In contrast, Alison had a good childhood. It was not until Janie disappeared and returned that anything out of the ordinary occurred. Both women are met with the same circumstances, only several years apart. Alison could not carry the weight of what was happening because she never knew what it was like to have everything in her life fall apart. She was not used to fighting for survival like Samantha is. The weight of the imposter took its toll on her in the form of perceived insanity. It is because of this, that Alison never really stood a chance of saving her own sister. In a way, the film explores how sometimes damaged people are more apt to handle extreme situations in ways those that are seemingly whole never could.

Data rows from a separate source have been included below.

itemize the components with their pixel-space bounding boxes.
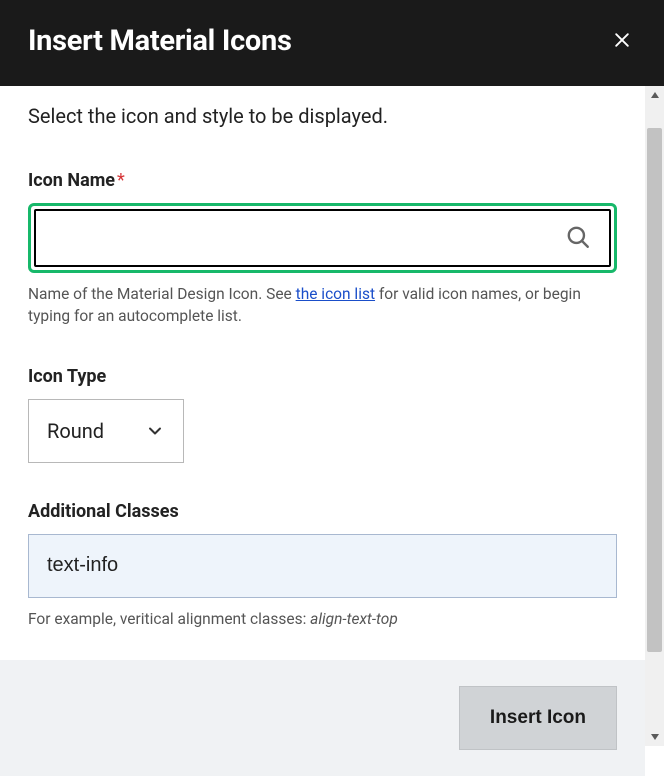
icon-name-focus-ring <box>28 203 617 273</box>
icon-name-label: Icon Name* <box>28 170 617 191</box>
dialog-footer: Insert Icon <box>0 660 645 776</box>
field-icon-type: Icon Type Round <box>28 366 617 463</box>
scroll-down-button[interactable] <box>645 728 664 746</box>
field-icon-name: Icon Name* Name of the Material Design I… <box>28 170 617 328</box>
dialog-subtitle: Select the icon and style to be displaye… <box>28 104 617 128</box>
dialog-content: Select the icon and style to be displaye… <box>0 86 645 746</box>
close-icon <box>612 30 632 53</box>
icon-list-link[interactable]: the icon list <box>296 285 375 303</box>
icon-type-label: Icon Type <box>28 366 617 387</box>
icon-type-value: Round <box>47 419 145 443</box>
chevron-down-icon <box>145 421 165 441</box>
scrollbar[interactable] <box>645 86 664 746</box>
field-additional-classes: Additional Classes For example, veritica… <box>28 501 617 630</box>
scroll-up-button[interactable] <box>645 86 664 104</box>
dialog-header: Insert Material Icons <box>0 0 664 86</box>
required-indicator: * <box>117 170 125 191</box>
icon-name-search-button[interactable] <box>561 220 595 257</box>
additional-classes-help: For example, veritical alignment classes… <box>28 608 617 630</box>
insert-icon-button[interactable]: Insert Icon <box>459 686 617 750</box>
scroll-track[interactable] <box>645 104 664 728</box>
icon-name-input[interactable] <box>50 211 561 265</box>
dialog-title: Insert Material Icons <box>28 24 292 58</box>
close-button[interactable] <box>608 26 636 57</box>
search-icon <box>565 224 591 253</box>
icon-name-help: Name of the Material Design Icon. See th… <box>28 283 617 328</box>
icon-name-input-wrap <box>34 209 611 267</box>
additional-classes-input[interactable] <box>28 534 617 598</box>
additional-classes-label: Additional Classes <box>28 501 617 522</box>
icon-type-select[interactable]: Round <box>28 399 184 463</box>
dialog-body: Select the icon and style to be displaye… <box>0 86 645 660</box>
scroll-thumb[interactable] <box>647 128 662 652</box>
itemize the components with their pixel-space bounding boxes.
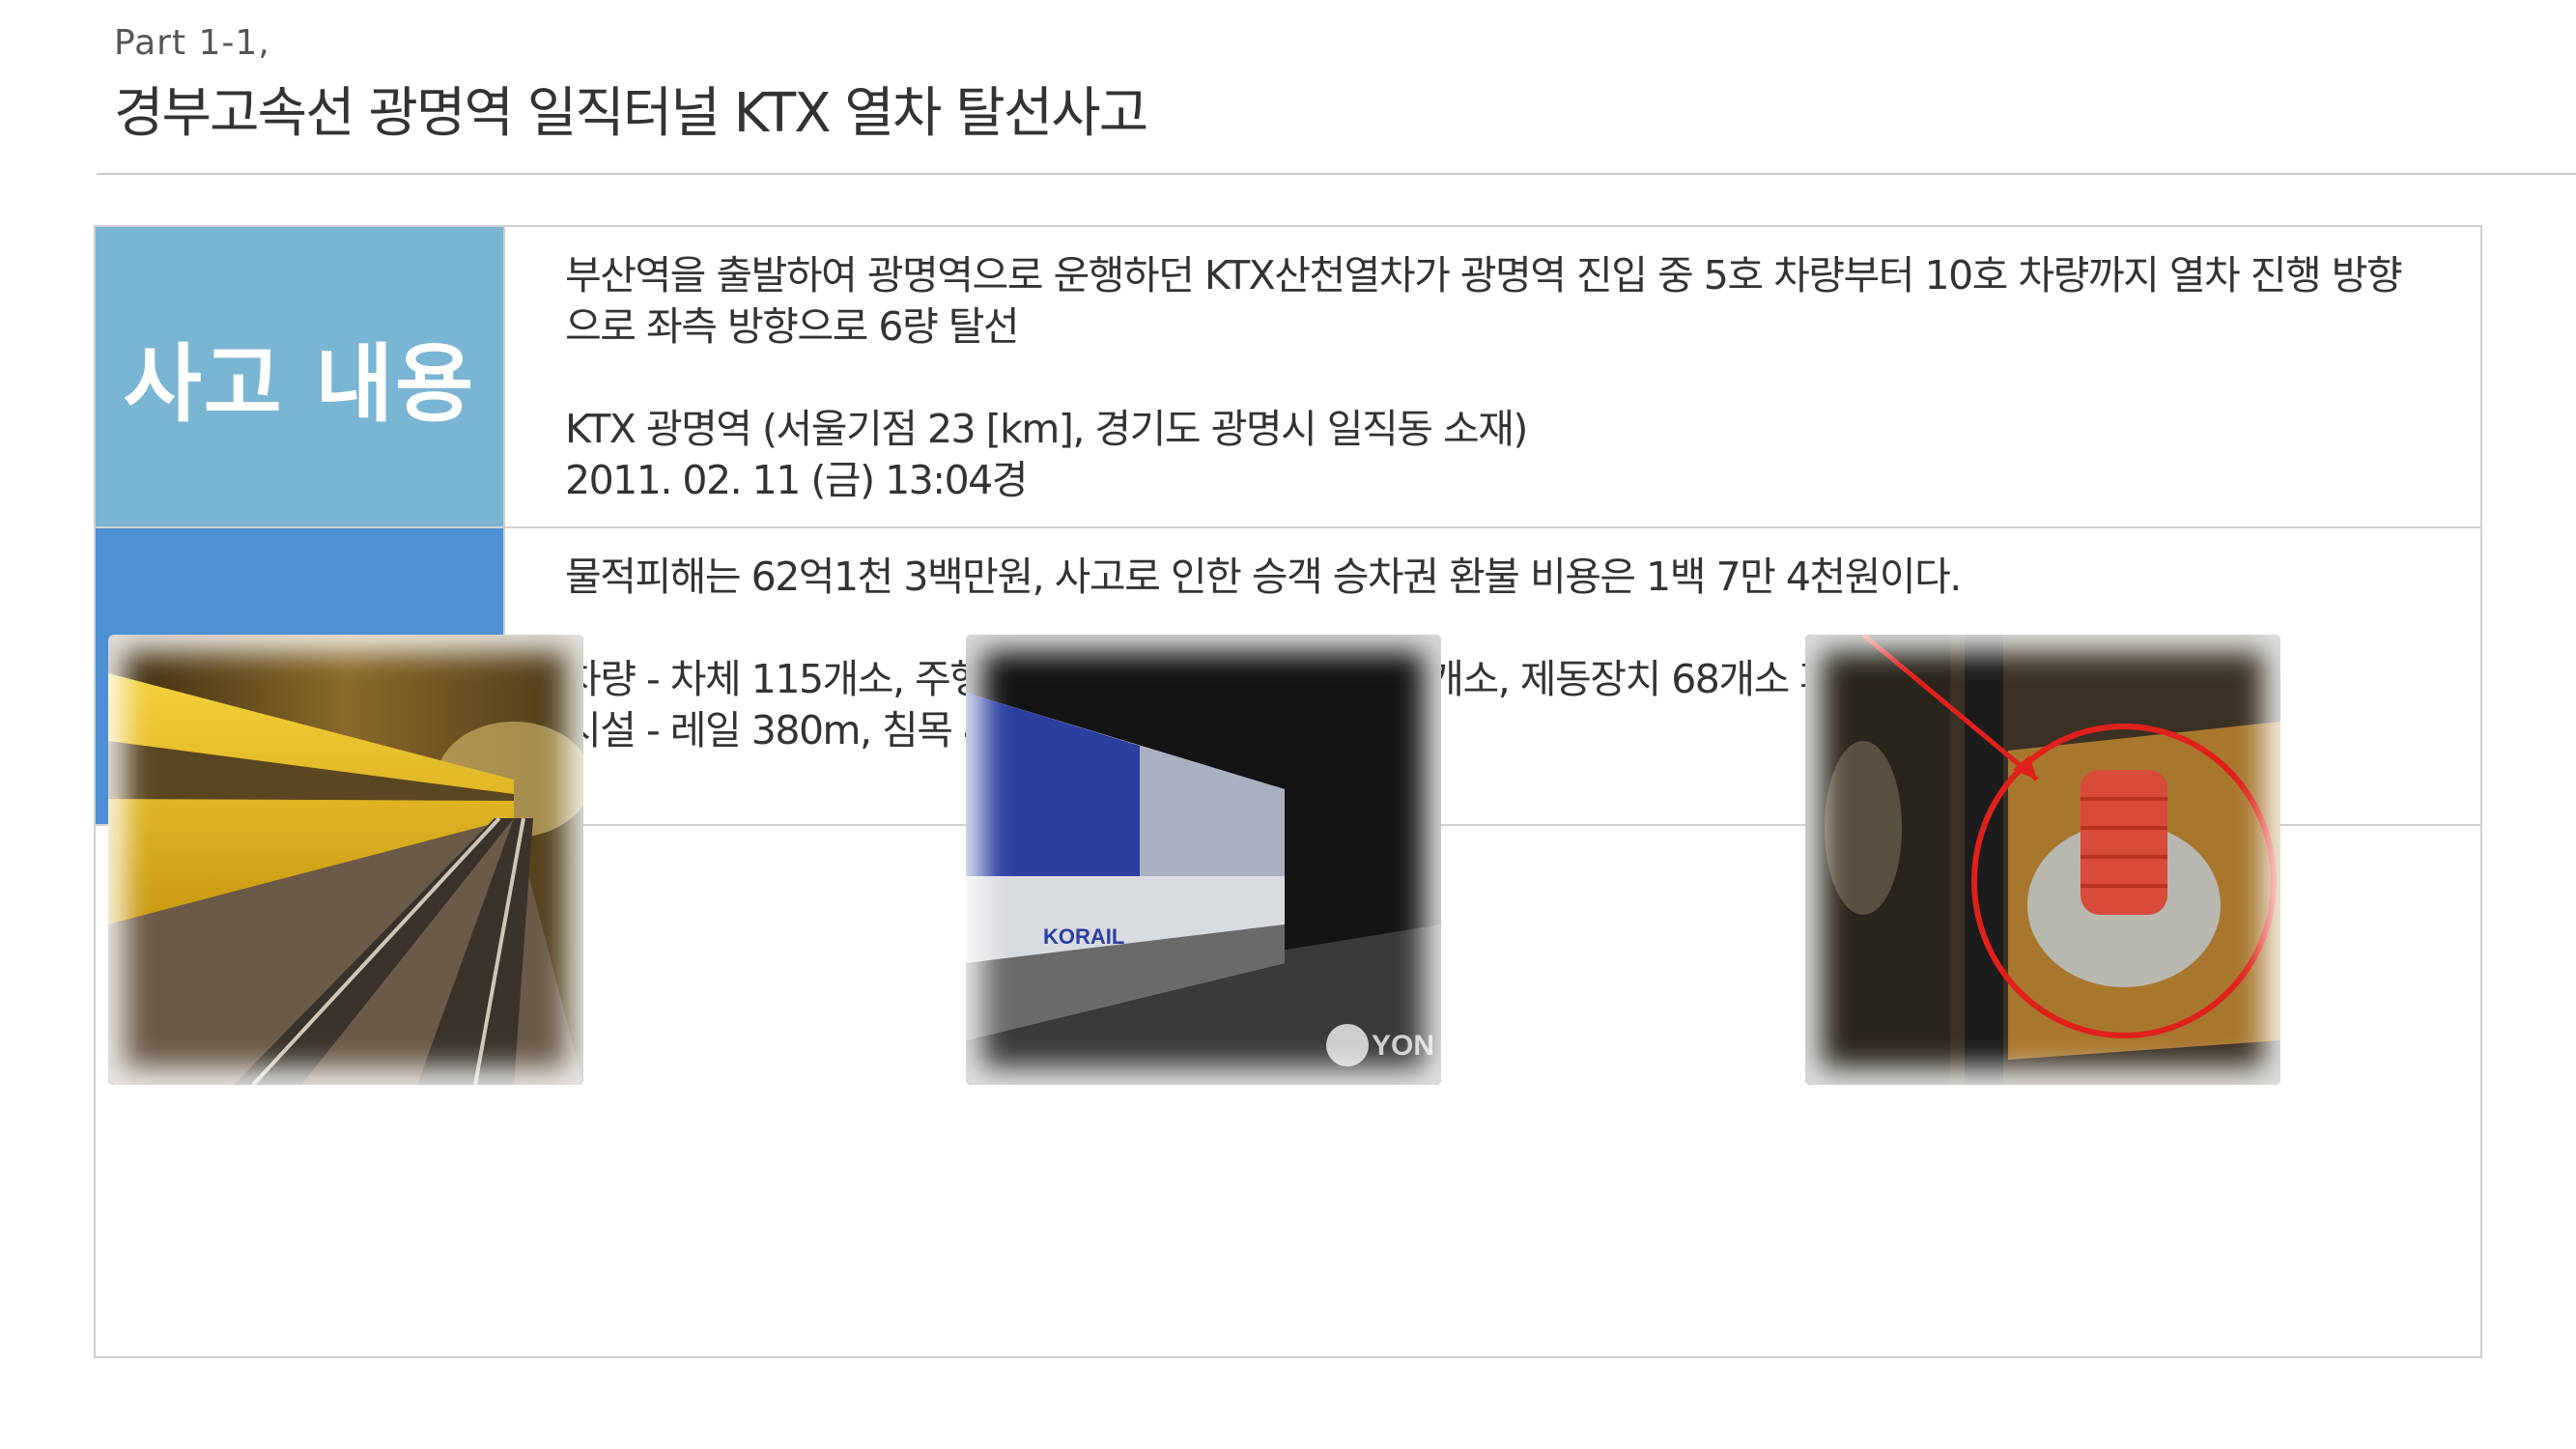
damaged-rail-bolt-photo: [1805, 635, 2280, 1085]
derailed-train-tunnel-photo: [108, 635, 583, 1085]
content-accident: 부산역을 출발하여 광명역으로 운행하던 KTX산천열차가 광명역 진입 중 5…: [503, 227, 2480, 526]
title-divider: [97, 173, 2576, 175]
slide: Part 1-1, 경부고속선 광명역 일직터널 KTX 열차 탈선사고 사고 …: [0, 0, 2576, 1449]
accident-datetime: 2011. 02. 11 (금) 13:04경: [565, 457, 1028, 503]
accident-line-1: 부산역을 출발하여 광명역으로 운행하던 KTX산천열차가 광명역 진입 중 5…: [565, 252, 2403, 298]
derailed-korail-train-photo: KORAIL YON: [966, 635, 1441, 1085]
page-title: 경부고속선 광명역 일직터널 KTX 열차 탈선사고: [114, 82, 1148, 145]
label-accident: 사고 내용: [96, 227, 503, 526]
photo-watermark: YON: [1372, 1030, 1434, 1062]
part-label: Part 1-1,: [114, 23, 270, 63]
damage-line-1: 물적피해는 62억1천 3백만원, 사고로 인한 승객 승차권 환불 비용은 1…: [565, 554, 1962, 600]
accident-line-2: 으로 좌측 방향으로 6량 탈선: [565, 303, 1020, 350]
accident-location: KTX 광명역 (서울기점 23 [km], 경기도 광명시 일직동 소재): [565, 406, 1528, 452]
row-accident: 사고 내용 부산역을 출발하여 광명역으로 운행하던 KTX산천열차가 광명역 …: [96, 227, 2480, 528]
korail-logo: KORAIL: [1043, 924, 1124, 949]
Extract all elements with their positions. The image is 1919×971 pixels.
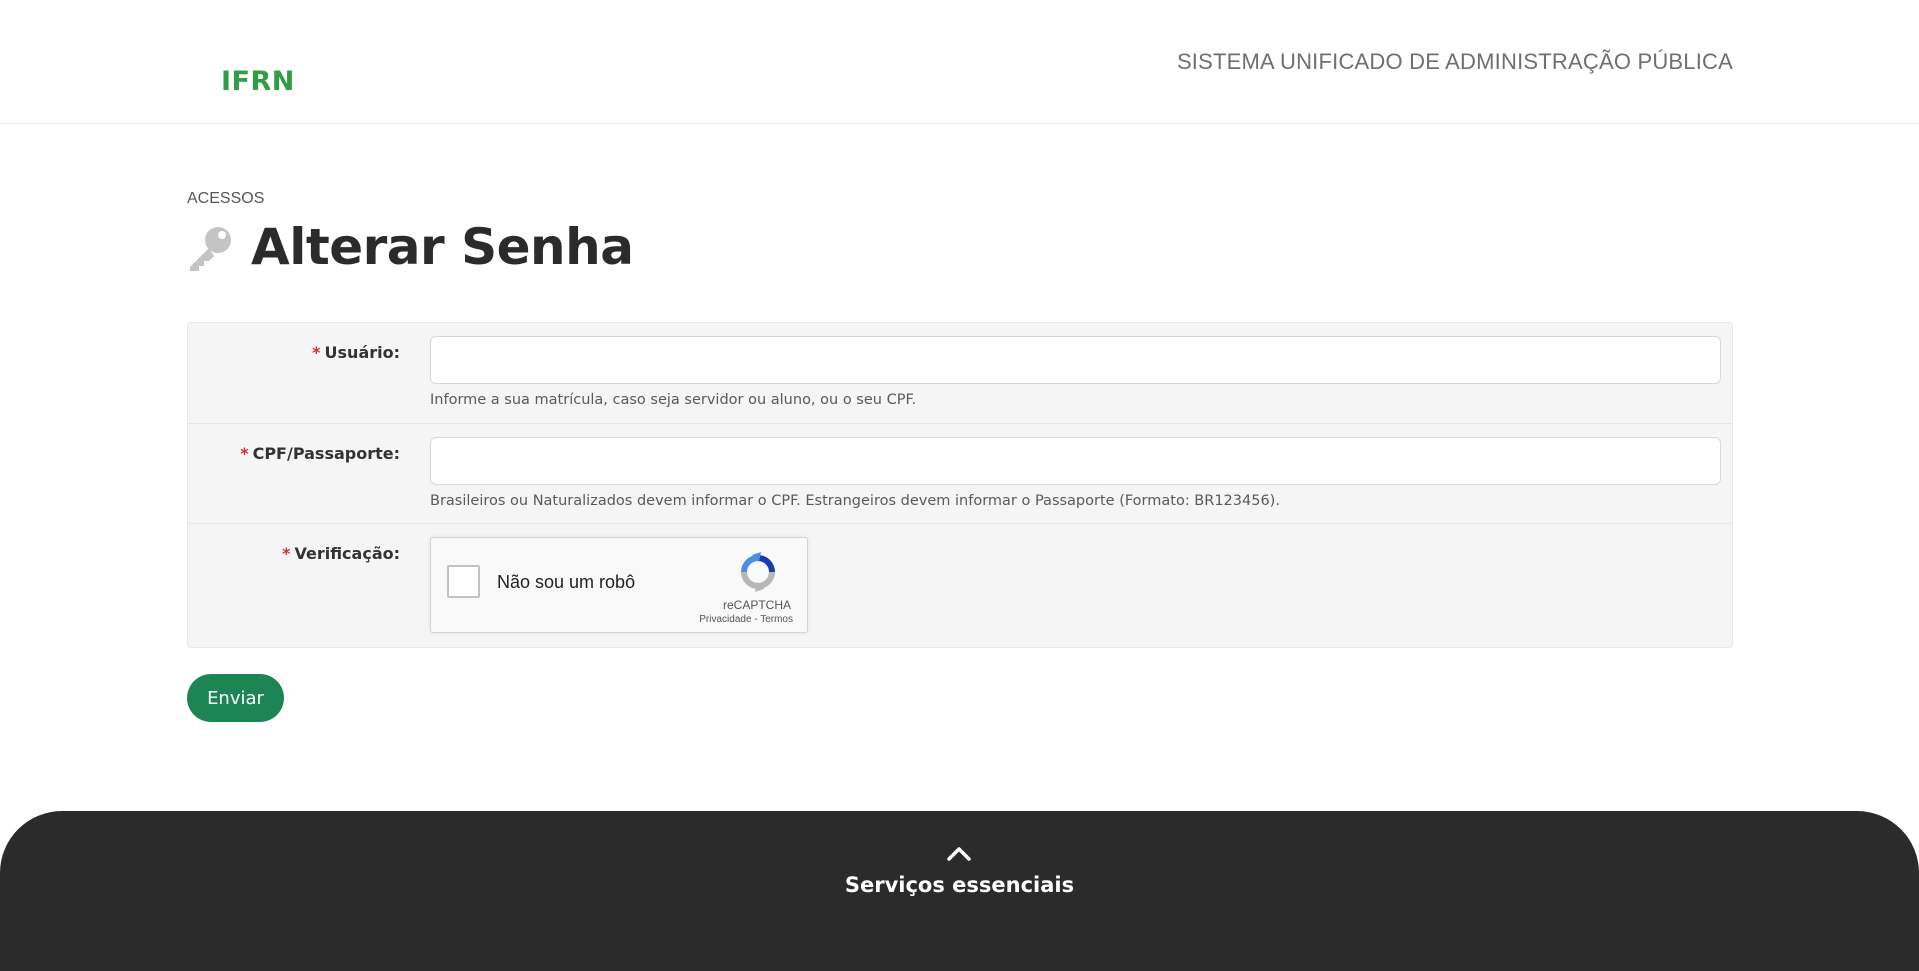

The Hollow Child also explores the idea of the natural world versus progress. Nature existed before man ever began cutting down trees and building civilization. No one really knows exactly what all existed before man intervened. Where there spirits living in the woods and were ultimately displaced because of progress? Are they now little by little exacting revenge in an effort to regain the control that was lost to humankind? The film allows the viewer to consider all that was lost in order for civilization to prosper.
All this said, Hannah Cheramy as Olivia is the breakout star in The Hollow Child. It is sometimes difficult for younger actors to accurately convey any type of darkness. Youth is often the culprit. Not enough life experience can make it difficult for them to pull from in order to give their characters the life they deserve. Cheramy does not seem to struggle with this. She successfully goes from the innocent happy child to a dark and sinister one effortlessly. She never breaks character. Even in the scenes that she is not speaking, it is obvious though her eyes which role she is portraying. Cheramy is absolutely a young actor with a bright future to watch out for.
Almost nothing can escape this life bathed in innocence. The natural world is damaged. People in general are damaged. A damaged thing can sometimes be extremely dangerous, but it can also be the catalyst to survival. The main question is which one has the most stamina for continuous existence. The Hollow Child explores this, as well as other deep topics while wrapped in the supernatural or other. Clever and thought-provoking, CrypticRock gives this film 4 out of 5 stars.